Figure 5. The MDA5 Transgene enhances B cell responses in FcγR2B^−/− mice

(A) 3–6 month old WT, MDA5 Tg, FcγR2B^−/− and MDA5 Tg FcγR2B^−/− mice were analyzed for the presence of class-switched (B220⁺IgG2a⁺), GC (B220⁺FAS⁺GL7⁺) and plasma blast (B220^intCD138⁺) B cells using flow cytometry. Additionally, data points for WT and MDA5 Tg animals from Figure 2 are plotted here for comparison. Absolute numbers for individual mice are displayed. (B) Mean fluorescence intensity of ICOS and numbers for CD4⁺CD44^HiCXCR5⁺ T follicular helper cells were measured on splenocytes purified from mice of the indicated genotype. Each dot represents an individual mouse. (C) Total IgG, IgG1 and IgG2a was measured in the sera of 2–4 month old WT, MDA5 Tg, FcγR2B^−/− and MDA5 Tg FcγR2B^−/− mice by ELISA. Each dot represents a single mouse. *P<0.05, **P<0.01, ***P<0.001.

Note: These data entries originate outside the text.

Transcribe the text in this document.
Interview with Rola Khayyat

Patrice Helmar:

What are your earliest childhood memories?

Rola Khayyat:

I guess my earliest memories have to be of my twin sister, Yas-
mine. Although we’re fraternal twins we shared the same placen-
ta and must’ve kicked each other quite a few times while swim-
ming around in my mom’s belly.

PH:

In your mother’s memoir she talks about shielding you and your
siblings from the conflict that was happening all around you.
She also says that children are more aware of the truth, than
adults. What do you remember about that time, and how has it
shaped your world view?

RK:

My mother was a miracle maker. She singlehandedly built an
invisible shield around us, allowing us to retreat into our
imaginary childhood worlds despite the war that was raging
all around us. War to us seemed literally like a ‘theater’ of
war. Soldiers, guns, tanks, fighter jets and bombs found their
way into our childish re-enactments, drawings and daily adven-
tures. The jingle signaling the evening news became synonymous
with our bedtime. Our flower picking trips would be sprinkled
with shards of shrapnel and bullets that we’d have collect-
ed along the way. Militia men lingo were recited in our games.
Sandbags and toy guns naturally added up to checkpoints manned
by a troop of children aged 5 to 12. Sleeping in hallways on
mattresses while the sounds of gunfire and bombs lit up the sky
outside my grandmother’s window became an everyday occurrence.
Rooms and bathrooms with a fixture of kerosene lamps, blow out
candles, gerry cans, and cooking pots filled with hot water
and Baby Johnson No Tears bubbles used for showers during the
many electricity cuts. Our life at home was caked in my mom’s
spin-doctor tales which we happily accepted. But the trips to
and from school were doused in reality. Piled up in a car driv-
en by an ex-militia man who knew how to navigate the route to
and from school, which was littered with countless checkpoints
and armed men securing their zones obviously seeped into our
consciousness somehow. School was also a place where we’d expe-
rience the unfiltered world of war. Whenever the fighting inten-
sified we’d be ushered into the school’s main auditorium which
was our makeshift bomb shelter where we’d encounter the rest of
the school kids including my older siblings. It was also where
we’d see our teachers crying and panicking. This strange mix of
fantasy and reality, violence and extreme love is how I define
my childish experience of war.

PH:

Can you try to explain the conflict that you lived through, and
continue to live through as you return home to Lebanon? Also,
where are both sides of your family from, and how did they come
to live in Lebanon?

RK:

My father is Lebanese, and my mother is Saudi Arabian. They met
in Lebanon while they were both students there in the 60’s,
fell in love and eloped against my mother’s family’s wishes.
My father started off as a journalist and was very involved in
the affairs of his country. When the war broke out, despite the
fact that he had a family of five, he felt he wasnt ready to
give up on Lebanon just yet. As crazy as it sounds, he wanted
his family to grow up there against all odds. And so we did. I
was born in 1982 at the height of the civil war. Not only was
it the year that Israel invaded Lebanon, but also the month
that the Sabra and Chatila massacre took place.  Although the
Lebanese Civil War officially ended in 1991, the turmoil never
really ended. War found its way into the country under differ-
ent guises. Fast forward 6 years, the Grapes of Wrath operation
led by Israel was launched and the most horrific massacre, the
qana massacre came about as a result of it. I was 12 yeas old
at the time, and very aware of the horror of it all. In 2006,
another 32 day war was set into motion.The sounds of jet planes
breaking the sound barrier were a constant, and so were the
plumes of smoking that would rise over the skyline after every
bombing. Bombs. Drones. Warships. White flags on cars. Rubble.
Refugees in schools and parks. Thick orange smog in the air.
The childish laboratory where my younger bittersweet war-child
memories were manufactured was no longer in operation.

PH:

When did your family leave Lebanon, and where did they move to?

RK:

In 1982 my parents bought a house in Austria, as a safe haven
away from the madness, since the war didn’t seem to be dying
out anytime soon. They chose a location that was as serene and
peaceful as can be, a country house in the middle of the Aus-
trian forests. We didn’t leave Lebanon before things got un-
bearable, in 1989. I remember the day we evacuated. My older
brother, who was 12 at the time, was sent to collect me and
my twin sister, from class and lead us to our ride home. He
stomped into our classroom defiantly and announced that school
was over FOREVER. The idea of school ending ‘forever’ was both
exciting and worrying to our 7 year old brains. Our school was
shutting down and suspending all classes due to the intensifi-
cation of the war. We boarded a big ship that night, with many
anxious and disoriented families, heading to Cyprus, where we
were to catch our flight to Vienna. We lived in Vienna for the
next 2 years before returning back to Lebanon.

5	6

Figure 6. The MDA5 Transgene accelerates autoimmunity in FcγR2B^−/− mice

(A) Cumulative survival was monitored for FcγR2B^+/−, MDA5 Tg FcγR2B^+/−, FcγR2B^−/− and MDA5 Tg FcγR2B^−/− mice for 10 months (left panel). The level of proteinuria was measured in the urine using a dip stick (Right Panel). Data is represented as the percentage of mice that are proteinuria free throughout the 10-month period. (B) Spleen weights from 2–4 month FcγR2B^−/− and MDA5 Tg FcγR2B^−/− mice were quantified. Spleen weights for WT and MDA5 Tgs from Figure 1D are plotted for comparison. (C) Total IgG + IgM anti-nuclear antibody levels were quantified using an ANA ELISA. (D) Kidneys from 2.5–4 month old mice of the indicated genotype were stained with H&E and kidney sections were analyzed for glomerulonephritis. Glomeruli score was determined by measuring individual glomeruli from multiple fields of view. WT n=3 mice, FcγR2B^−/− n=6 mice and MDA5 Tg FcγR2B^−/− n=8 mice. For A–D each dot represents a single mouse. Data are pooled from multiple experiments. For A, Log-rank (Mantel-Cox) and Gehan-Breslow-Wilcoxon tests were performed with similar P values. *P<0.05, **P<0.01, ***P<0.001.